Two 256kx16bit SRAM memory is used in diy_de2. The read and write operations of SRAM are relatively simple. The operations can be divided into hardware debugging and software debugging.
Debugging environment: Quartus II 9.0 + niosii 9.0
1. hardware debugging
That is to say, the simplest way to read and write the SRAM is to build the SRAM project and read the SRAM project respectively. First, write the SRAM. when the power is continuously on, read the SRAM. Finally, use SignalTap II to observe the value on the data line. This methodProgramIt is relatively simple, but the operation is a little more complicated.
Write Program:
module sram_hr (// host data
clock_50,
led,
/SRAM
sram1_d,
sram1_a,
sram1_ub,
sram1_lb,
sram1_we,
sram1_ce,
sram1_oe
);
// host side
input clock_50;
// SRAM side
inout [] sram1_d;
output [] sram1_a;
output sram1_ub,
sram1_lb,
sram1_we,
sram1_ce,
sram1_oe;
output Reg [] led;
Reg [15: 0] idata;
Reg [17: 0] iaddr;
Wire [15:0] odata;
Reg iwe_n;
Wire ioe_n;
Wire ice_n, iclk;
Wire [1:0] ibe_n;
Assign sramaded = sramadewe? 16 'hzzzz: idata;
Assign odata = sram1_d;
Assign sram1_a = iaddr;
Assign sram1_we = iwe_n;
Assign sram1_oe = ioe_n;
Assign sram1_ce = ice_n;
Assign sram1_ub = ibe_n [1];
Assign sram1_lb = ibe_n [0];
Assign ibe_n = 2' B00;
Assign ice_n = 1' B0;
Assign ioe_n = 1' B0;
Always @ (posedge clock_50)
Begin
Iwe_n <= 1' B0; // we signal low, write SRAM
Idata <= 16 'hffaa; // send the value to be written to the data register.
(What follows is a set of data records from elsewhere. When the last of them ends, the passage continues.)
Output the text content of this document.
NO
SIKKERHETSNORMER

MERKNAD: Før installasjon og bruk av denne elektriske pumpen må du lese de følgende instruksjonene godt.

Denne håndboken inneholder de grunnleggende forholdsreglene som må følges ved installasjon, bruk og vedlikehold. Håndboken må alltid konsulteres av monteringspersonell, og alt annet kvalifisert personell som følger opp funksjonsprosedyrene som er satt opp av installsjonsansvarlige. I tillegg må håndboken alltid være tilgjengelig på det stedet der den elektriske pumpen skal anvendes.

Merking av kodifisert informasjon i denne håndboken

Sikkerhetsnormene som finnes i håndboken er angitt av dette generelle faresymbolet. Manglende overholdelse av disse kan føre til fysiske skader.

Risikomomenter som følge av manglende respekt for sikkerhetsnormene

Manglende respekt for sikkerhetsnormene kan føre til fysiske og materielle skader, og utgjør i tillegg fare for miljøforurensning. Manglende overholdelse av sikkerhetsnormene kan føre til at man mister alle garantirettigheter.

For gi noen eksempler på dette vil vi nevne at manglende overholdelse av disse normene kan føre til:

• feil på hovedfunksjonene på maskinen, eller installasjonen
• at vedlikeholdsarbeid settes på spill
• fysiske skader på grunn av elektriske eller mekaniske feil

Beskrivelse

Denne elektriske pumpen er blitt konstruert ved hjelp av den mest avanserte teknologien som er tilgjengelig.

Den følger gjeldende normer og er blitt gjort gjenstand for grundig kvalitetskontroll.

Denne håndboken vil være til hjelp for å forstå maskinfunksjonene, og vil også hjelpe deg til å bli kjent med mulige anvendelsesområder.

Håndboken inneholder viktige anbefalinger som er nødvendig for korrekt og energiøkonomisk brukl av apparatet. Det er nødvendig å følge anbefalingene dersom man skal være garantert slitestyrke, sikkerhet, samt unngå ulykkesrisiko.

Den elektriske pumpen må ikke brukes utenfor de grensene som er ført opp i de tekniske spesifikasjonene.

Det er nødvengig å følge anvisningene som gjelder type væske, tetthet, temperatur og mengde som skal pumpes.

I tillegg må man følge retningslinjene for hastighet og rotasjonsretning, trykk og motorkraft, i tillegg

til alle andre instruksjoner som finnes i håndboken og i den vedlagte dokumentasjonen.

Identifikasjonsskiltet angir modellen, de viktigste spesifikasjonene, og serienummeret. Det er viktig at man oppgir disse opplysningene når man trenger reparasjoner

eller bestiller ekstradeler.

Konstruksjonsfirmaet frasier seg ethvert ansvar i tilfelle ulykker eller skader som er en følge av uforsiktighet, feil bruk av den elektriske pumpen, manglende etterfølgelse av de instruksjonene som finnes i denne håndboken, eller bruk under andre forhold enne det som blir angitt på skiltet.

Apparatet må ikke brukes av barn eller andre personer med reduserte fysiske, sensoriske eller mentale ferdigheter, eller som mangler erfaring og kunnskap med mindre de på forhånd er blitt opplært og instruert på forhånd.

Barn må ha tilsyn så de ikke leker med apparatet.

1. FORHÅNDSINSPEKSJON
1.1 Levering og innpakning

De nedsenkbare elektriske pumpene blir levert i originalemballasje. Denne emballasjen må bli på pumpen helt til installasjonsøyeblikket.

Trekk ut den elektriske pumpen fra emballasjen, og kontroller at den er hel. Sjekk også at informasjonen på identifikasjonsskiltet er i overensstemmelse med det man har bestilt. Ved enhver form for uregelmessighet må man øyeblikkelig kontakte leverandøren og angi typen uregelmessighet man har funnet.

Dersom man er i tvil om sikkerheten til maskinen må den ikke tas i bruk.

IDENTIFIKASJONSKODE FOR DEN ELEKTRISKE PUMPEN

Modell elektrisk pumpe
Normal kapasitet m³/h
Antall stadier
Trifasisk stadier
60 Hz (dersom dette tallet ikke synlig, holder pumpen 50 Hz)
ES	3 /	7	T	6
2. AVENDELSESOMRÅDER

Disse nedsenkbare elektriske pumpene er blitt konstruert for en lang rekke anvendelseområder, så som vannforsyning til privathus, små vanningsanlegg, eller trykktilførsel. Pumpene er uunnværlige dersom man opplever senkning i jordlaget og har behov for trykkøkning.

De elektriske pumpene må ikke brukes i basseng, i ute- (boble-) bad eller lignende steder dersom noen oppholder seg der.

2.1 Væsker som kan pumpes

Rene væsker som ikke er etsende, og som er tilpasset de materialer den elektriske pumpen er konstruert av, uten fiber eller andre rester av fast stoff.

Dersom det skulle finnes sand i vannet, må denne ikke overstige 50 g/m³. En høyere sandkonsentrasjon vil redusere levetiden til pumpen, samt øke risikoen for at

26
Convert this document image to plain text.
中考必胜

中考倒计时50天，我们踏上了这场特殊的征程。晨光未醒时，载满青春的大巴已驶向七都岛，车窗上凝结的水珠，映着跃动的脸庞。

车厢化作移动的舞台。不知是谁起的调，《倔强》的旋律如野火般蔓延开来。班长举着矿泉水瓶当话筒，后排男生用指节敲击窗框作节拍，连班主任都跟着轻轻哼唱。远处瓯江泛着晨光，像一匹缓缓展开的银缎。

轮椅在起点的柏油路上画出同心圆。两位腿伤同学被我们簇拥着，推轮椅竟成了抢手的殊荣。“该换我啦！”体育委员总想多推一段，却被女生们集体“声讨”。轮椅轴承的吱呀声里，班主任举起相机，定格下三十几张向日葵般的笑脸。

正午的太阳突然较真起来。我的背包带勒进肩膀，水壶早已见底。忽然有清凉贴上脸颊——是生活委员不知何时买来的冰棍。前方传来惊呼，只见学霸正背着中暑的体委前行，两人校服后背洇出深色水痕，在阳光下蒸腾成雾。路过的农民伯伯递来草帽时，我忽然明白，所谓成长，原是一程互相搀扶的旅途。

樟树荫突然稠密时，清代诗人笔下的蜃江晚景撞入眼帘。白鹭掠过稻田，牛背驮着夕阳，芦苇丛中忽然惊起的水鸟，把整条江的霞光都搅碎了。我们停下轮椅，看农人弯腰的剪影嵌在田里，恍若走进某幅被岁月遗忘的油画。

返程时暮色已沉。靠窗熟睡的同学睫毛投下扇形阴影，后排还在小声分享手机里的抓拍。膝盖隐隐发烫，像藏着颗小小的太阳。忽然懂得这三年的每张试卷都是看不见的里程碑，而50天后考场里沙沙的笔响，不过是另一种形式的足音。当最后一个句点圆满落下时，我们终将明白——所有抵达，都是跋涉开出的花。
The minimum 4 bits is 4'h5 (or 4' b0101 ),
// Therefore, the minimum 4 bits written into the SRAM data line are sram_dq [3] = 0; sram_dq [2] = 1; // sram_dq [1] = 0; sram_dq [0] = 1;
Iaddr <= 18 'h00001; // address to write
// Led <= odata [7: 0];
End
Endmodule
Read program:
module sram_hr (// host data
clock_50,
led,
/SRAM
sram1_d,
sram1_a,
sram1_ub,
sram1_lb,
sram1_we,
sram1_ce,
sram1_oe
);
// host side
input clock_50;
// SRAM side
inout [] sram1_d;
output [] sram1_a;
output sram1_ub,
sram1_lb,
sram1_we,
sram1_ce,
sram1_oe;
output Reg [] led;
Reg [15: 0] idata;
Reg [17: 0] iaddr;
Wire [15:0] odata;
Reg iwe_n;
Wire ioe_n;
Wire ice_n, iclk;
Wire [1:0] ibe_n;
Assign sramaded = sramadewe? 16 'hzzzz: idata;
Assign odata = sram1_d;
Assign sram1_a = iaddr;
Assign sram1_we = iwe_n;
Assign sram1_oe = ioe_n;
Assign sram1_ce = ice_n;
Assign sram1_ub = ibe_n [1];
Assign sram1_lb = ibe_n [0];
Assign ibe_n = 2' B00;
Assign ice_n = 1' B0;
Assign ioe_n = 1' B0;
Always @ (posedge clock_50)
Begin
Iwe_n <= 1' B1; // we signal low, write SRAM
// Idata <= 16 'hffaa; // send the value to be written to the data register. The minimum value is 4'h5 (or 4' b0101 ),
// Therefore, the minimum 4 bits written into the SRAM data line are sram_dq [3] = 0; sram_dq [2] = 1; // sram_dq [1] = 0; sram_dq [0] = 1;
Iaddr <= 18 'h00001; // address to write
Led <= odata [7: 0];
End
Endmodule
The above is the read/write SRAM, And the read value is assigned to the LED. In addition, you can use the built-in simulation tool SignalTap II in Quartus II to observe the data on the SRAM data bus.
2. Software Debugging
This refers to the test of SRAM by using the niosii soft core. There are two methods:
1. Download the soft core to the SRAM. If it can be downloaded and the program runs normally, the SRAM will be normal;
2. Download the soft core to other memory to perform read and write operations on the SRAM. If the read and write data is normal, the SRAM is normal.
PS: Both hardware debugging and software debugging projects have uploaded attachments.